Le joueur professionnel est souvent engagé par contrat de travail. Salarié du club, il est soumis à un véritable lien de subordination. A ce titre, il doit participer aux activités du club, assister aux séances d'entraînement, participer aux différentes compétitions, se soumettre au règlement intérieur, et ainsi de suite.
Le club peut ainsi user de son pouvoir de sanction envers le joueur en cas de manquements. Par ailleurs, le joueur professionnel peut également exercer sous statut de travailleur indépendant. Ce cas de figure est relativement rare.
Cotisations Sociales et Sécurité Sociale
Les joueurs professionnels sont soumis au Code du travail et à la législation sociale. À ce titre, le joueur de football professionnel est inscrit à la caisse de prévoyance des joueurs professionnels. Il doit également bénéficier des garanties en matière de retraite complémentaire prévues par la loi.
Le joueur professionnel étant généralement salarié de son club, l'organisme est tenu de verser les cotisations sociales afférentes aux sommes touchées par le joueur, y compris celles qui lui sont versées directement par un tiers. À titre d'exemple, la prime de résultat peut être versée directement au joueur par une fédération et est soumise à cotisations sociales. Le club devra s'en acquitter. Ceci vaut pour les joueurs d'une équipe et issus de mêmes clubs.
Lorsque les membres de l'équipe proviennent de clubs différents, la fédération est redevable des cotisations sociales.
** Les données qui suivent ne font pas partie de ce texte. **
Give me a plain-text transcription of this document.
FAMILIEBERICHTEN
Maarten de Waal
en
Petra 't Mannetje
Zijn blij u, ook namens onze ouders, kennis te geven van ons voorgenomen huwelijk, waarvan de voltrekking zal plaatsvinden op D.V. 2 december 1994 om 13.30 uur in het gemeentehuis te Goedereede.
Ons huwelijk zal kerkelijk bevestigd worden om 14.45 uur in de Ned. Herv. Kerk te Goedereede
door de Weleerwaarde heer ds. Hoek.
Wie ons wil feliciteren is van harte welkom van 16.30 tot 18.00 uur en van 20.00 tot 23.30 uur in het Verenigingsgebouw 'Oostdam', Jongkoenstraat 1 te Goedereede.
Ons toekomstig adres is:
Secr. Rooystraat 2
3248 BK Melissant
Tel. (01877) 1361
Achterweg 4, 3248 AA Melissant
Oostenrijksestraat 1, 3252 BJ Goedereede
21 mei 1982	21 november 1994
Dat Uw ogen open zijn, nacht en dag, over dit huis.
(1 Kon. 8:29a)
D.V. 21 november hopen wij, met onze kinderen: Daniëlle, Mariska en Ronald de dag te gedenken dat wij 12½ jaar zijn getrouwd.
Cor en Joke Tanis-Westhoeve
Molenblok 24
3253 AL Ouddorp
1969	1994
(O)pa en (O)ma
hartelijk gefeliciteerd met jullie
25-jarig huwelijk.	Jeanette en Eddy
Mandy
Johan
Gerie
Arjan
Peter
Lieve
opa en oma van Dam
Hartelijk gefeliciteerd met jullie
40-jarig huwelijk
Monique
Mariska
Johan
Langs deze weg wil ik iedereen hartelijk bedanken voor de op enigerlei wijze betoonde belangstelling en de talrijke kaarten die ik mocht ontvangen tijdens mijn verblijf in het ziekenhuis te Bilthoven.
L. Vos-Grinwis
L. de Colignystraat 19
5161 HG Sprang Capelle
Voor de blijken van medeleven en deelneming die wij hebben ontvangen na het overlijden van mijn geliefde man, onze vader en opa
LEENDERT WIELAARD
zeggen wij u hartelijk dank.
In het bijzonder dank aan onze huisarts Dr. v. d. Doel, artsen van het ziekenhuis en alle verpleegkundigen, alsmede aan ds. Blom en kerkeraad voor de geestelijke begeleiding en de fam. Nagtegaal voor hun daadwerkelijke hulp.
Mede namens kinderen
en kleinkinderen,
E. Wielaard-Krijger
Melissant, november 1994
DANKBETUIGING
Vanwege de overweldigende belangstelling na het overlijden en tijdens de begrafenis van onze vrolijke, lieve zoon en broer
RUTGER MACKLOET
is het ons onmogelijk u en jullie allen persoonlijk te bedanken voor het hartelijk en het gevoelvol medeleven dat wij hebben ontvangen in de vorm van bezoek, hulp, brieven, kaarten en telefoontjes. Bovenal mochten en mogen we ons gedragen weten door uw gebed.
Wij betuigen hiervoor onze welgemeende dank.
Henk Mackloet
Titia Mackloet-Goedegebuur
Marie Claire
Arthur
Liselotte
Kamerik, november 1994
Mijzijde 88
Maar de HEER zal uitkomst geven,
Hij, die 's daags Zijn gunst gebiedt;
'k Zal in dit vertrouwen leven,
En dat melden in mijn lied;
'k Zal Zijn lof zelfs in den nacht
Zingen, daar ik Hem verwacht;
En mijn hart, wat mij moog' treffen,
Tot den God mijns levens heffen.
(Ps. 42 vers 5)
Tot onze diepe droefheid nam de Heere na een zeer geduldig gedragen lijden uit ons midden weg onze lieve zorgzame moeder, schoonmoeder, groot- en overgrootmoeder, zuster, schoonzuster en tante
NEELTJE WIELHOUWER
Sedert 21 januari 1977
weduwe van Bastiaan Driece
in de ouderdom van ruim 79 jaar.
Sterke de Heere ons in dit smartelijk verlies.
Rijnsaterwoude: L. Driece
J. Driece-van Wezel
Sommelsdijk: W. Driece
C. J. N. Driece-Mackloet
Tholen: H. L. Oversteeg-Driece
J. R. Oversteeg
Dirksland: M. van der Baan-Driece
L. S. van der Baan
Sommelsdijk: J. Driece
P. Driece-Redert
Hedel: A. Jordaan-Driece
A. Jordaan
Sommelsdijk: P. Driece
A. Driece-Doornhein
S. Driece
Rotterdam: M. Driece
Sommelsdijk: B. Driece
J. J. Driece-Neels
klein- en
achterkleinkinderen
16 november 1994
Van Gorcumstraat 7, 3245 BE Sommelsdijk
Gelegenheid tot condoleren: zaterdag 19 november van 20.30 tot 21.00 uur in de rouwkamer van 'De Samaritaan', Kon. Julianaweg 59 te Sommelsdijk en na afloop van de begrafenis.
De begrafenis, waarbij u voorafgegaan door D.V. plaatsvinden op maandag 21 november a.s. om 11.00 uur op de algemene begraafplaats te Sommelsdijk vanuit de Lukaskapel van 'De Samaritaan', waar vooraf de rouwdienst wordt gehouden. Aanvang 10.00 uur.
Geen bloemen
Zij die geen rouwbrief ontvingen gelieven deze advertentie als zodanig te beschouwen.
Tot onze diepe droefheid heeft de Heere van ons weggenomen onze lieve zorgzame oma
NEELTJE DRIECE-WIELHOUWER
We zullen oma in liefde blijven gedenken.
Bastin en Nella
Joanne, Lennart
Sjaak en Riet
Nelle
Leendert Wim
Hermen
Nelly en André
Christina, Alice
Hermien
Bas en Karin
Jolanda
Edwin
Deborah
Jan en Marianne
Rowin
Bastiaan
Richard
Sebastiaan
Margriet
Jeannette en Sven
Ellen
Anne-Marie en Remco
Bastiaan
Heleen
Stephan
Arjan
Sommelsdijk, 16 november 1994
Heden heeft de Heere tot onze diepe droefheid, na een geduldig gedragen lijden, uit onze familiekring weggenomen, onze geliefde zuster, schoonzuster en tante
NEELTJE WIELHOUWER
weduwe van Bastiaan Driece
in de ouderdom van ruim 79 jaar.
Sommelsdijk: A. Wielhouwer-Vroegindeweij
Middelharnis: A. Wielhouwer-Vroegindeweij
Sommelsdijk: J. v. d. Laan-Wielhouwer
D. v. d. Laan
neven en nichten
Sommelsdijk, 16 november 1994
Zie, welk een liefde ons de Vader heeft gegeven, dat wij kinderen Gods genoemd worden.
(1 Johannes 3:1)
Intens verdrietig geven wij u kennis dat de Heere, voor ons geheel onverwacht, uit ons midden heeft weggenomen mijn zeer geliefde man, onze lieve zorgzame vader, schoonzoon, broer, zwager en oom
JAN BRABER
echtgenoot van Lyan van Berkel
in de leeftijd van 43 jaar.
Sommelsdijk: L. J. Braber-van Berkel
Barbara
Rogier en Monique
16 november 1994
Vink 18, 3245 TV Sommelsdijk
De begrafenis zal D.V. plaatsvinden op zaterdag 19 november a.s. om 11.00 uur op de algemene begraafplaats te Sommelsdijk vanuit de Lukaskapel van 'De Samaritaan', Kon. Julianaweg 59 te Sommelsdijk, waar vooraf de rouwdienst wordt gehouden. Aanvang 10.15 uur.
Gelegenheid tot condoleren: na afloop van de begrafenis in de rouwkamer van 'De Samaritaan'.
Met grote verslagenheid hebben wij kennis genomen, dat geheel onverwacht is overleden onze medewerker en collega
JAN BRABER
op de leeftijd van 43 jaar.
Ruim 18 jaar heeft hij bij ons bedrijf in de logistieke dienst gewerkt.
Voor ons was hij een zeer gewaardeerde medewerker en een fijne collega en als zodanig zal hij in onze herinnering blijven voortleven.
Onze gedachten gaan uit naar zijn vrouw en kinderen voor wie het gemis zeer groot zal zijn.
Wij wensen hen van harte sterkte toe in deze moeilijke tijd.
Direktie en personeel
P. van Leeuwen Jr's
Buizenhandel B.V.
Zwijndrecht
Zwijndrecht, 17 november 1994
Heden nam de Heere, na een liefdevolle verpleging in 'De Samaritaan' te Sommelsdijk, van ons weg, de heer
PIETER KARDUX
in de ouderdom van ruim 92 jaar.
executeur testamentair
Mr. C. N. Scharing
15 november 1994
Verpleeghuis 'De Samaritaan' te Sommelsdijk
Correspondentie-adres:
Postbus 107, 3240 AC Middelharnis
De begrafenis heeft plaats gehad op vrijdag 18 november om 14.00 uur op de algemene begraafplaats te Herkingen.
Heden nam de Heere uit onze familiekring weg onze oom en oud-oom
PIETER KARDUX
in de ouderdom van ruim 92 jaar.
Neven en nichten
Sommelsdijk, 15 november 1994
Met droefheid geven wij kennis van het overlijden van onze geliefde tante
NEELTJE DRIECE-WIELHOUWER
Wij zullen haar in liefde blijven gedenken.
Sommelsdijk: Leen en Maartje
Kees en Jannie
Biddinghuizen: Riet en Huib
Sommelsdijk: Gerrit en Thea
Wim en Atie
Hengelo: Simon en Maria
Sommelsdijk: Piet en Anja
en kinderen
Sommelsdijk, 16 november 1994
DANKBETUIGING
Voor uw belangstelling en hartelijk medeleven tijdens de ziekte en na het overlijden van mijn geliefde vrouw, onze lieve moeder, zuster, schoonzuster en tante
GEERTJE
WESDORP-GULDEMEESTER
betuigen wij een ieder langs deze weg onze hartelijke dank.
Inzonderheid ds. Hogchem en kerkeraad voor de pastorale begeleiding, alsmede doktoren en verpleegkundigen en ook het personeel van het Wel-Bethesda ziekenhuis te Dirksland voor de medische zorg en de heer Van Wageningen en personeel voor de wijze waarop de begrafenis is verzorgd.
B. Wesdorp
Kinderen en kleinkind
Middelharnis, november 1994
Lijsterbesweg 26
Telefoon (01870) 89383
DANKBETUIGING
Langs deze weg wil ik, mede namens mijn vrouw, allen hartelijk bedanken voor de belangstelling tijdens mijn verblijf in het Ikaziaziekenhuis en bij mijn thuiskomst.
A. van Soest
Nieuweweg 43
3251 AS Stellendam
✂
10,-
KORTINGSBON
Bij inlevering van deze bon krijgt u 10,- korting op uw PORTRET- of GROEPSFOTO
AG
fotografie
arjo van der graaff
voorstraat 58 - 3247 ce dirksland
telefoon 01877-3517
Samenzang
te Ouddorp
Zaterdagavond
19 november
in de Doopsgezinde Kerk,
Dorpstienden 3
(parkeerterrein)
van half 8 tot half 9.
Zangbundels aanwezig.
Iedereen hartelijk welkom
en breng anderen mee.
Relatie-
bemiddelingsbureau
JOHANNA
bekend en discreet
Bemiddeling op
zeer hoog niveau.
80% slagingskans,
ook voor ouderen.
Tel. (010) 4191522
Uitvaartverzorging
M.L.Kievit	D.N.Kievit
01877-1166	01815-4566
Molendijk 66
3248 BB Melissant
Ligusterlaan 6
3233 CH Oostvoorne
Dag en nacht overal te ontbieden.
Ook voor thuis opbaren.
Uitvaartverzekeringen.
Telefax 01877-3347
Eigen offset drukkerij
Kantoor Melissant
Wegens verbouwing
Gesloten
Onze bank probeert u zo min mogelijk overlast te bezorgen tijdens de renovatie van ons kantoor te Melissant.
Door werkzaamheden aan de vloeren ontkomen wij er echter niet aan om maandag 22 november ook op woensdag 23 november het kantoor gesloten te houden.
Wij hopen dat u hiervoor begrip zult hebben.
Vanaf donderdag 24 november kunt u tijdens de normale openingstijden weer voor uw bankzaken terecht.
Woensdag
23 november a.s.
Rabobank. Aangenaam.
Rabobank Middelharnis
Par ailleurs, le joueur professionnel salarié est affilié au régime général de la Sécurité sociale. Lorsqu'il est travailleur indépendant, il est soumis au régime de Sécurité sociale des indépendants.
Quel est le Salaire Brut Mensuel Moyen en Ligue 1 ?
Le salaire brut mensuel moyen en ligue 1 est d'environ 115 761€, selon Sportune en mars 2025.
CJUE et Transferts de Joueurs
Le 4 octobre 2024, la Cour de justice de l'Union européenne (CJUE) a jugé que certaines règles de la FIFA encadrant les transferts de joueurs sont contraires au droit de l'Union. Saisi par un ancien footballeur professionnel français contestant ces règles devant les juridictions belges, la CJUE estime qu'elles entravent la liberté de circulation des joueurs et restreignent la concurrence entre les clubs.
Les dispositions en question imposent des indemnités financières et des sanctions sportives aux joueurs et aux clubs en cas de rupture de contrat sans « juste cause », créant des risques juridiques et financiers importants.
La Cour souligne que si des restrictions peuvent être justifiées pour assurer la régularité des compétitions, les règles actuelles vont au-delà de ce qui est nécessaire pour atteindre cet objectif. Elle renvoie à la cour d'appel de Mons pour vérifier si ces règles sont indispensables, ouvrant la voie à une possible révision du règlement de la FIFA sur les transferts (arrêt de la Cour dans l'affaire C-650/22 | FIFA ; CJUE, communiqué de presse, n°172/24, 4 octobre 2024).